The United Nations welcomed Syrian President Bashar al-Assad’s decision on Monday to open “the two crossing points of Bab Al-Salam and Al Ra’ee” between Turkey and northwest Syria “for an initial period of three months to allow for the timely delivery of humanitarian aid.”

UN Secretary-General Antonio Guterres said in a statement that delivering aid “to all the millions of people affected is of the utmost urgency.”

“Opening these crossing points — along with facilitating humanitarian access, accelerating visa approvals and easing travel between hubs — will allow more aid to go in, faster,” Guterres added.

International aid has been slow to arrive in rebel-held areas in northern and northwestern Syria. The situation has been complicated by years of conflict and an already existing humanitarian crisis that has led to further difficulties for survivors who lack food, shelter and medicine as they battle freezing winter conditions.

Syrian Foreign Minister Faisal Mekdad said last week that any aid the country receives must go through the capital Damascus. But many Western nations have been reluctant to lift sanctions despite requests from Assad, as the measures were placed on his regime after it led a brutal campaign in which hundreds of thousands of civilians have been killed during the years-long civil war.

Also on Tuesday, a Saudi Arabian plane carrying 35 tons of food, medical aid and shelter landed at Aleppo International Airport, in what is the first shipment of aid from the kingdom to government-held territory since the February 6 earthquake, Syrian state media reported.

Two more planes of aid are scheduled to arrive in Syria on Wednesday and Thursday, according to Faleh al-Subei, the head of the aid department at the King Salman Humanitarian Aid and Relief Center.

Meanwhile, Turkey’s Vice President Fuat Oktay has denied reports of food and aid shortages.
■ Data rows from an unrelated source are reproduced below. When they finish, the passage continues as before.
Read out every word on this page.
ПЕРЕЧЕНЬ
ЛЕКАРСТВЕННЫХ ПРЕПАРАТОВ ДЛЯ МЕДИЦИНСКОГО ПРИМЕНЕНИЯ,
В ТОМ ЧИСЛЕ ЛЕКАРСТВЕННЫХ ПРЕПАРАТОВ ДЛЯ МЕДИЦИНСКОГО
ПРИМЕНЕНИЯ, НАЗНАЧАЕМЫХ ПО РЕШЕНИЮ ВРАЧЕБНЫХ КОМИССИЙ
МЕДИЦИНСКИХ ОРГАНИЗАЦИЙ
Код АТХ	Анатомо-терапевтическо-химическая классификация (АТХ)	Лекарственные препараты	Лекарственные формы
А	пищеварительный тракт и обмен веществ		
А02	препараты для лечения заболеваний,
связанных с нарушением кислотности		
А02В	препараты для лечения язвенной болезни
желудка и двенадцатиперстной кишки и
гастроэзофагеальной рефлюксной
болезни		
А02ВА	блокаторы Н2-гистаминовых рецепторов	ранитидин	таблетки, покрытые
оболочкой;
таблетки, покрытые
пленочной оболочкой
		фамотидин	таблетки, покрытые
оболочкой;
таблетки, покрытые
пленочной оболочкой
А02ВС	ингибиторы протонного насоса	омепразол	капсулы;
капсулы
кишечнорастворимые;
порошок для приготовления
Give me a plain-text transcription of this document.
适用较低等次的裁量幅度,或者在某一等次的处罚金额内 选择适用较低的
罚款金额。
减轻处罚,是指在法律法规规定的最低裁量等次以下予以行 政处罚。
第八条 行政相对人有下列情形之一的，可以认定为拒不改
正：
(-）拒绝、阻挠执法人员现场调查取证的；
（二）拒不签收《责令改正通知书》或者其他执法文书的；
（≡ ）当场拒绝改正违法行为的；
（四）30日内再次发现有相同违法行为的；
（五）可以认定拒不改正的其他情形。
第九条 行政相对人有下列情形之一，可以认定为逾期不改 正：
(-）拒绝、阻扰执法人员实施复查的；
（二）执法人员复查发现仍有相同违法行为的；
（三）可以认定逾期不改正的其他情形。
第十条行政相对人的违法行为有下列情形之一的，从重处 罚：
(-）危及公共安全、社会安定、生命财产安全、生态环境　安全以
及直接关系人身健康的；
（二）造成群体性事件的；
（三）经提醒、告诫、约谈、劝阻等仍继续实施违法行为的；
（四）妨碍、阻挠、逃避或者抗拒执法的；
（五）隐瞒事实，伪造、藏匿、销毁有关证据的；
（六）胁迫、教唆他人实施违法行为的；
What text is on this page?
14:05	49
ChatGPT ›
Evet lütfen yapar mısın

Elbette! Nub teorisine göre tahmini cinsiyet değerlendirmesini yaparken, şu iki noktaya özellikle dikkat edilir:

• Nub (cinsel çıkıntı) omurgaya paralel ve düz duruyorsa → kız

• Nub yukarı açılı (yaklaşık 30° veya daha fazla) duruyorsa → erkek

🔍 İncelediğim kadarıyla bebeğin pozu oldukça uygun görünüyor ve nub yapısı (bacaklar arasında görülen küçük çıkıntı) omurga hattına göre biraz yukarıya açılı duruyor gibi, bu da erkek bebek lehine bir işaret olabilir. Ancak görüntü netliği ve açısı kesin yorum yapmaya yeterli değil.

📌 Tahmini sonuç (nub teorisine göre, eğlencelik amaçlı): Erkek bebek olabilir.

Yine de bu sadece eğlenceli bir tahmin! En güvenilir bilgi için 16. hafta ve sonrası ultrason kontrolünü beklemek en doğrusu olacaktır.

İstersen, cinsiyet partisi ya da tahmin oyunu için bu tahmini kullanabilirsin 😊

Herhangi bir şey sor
There were “no problems with feeding the public” and “millions of blankets are being sent to all areas,” he said on live television.

Turkey’s Foreign Ministry said more than 9,200 foreign personnel are taking part in the country’s search and rescue operations, while 100 countries have offered help so far.

On Monday, UN aid chief Martin Griffiths said the rescue phase of the response was “coming to a close” during a visit to the northern Syrian city of Aleppo.

“And now the humanitarian phase, the urgency of providing shelter, psychosocial care, food, schooling, and a sense of the future for these people, that’s our obligation now,” he said.

After announcing an end to their search and rescue operation last week, the “White Helmets” group, officially known as Syria Civil Defense, on Monday declared a seven-day mourning period in rebel-controlled areas in the north of the country.

‘Traumatized population’

The World Health Organization (WHO) stressed the need to “focus on trauma rehabilitation” when treating populations stricken by the devastating disaster.

The WHO’s Turkey Representative Batyr Berdyklychev highlighted the “growing problem” of a “traumatized population,” forecasting the need for psychological and mental health services in the affected regions.

“People only now start realizing what happened to them after this shock period,” Berdyklychev said while speaking at a media briefing from the Turkish city of Adana on Tuesday.

The WHO is negotiating with Turkish authorities to make sure quake survivors can access mental health services, Berdyklychev added, noting that many people displaced by the quake to other areas of Turkey “will also need to be reached.”

WHO Regional Director for Europe, Hans Kluge told the briefing that the “immediate priority” for the 22 emergency medical teams deployed by the WHO to Turkey is “working particularly to deal with the high number of trauma patients and catastrophic injuries.”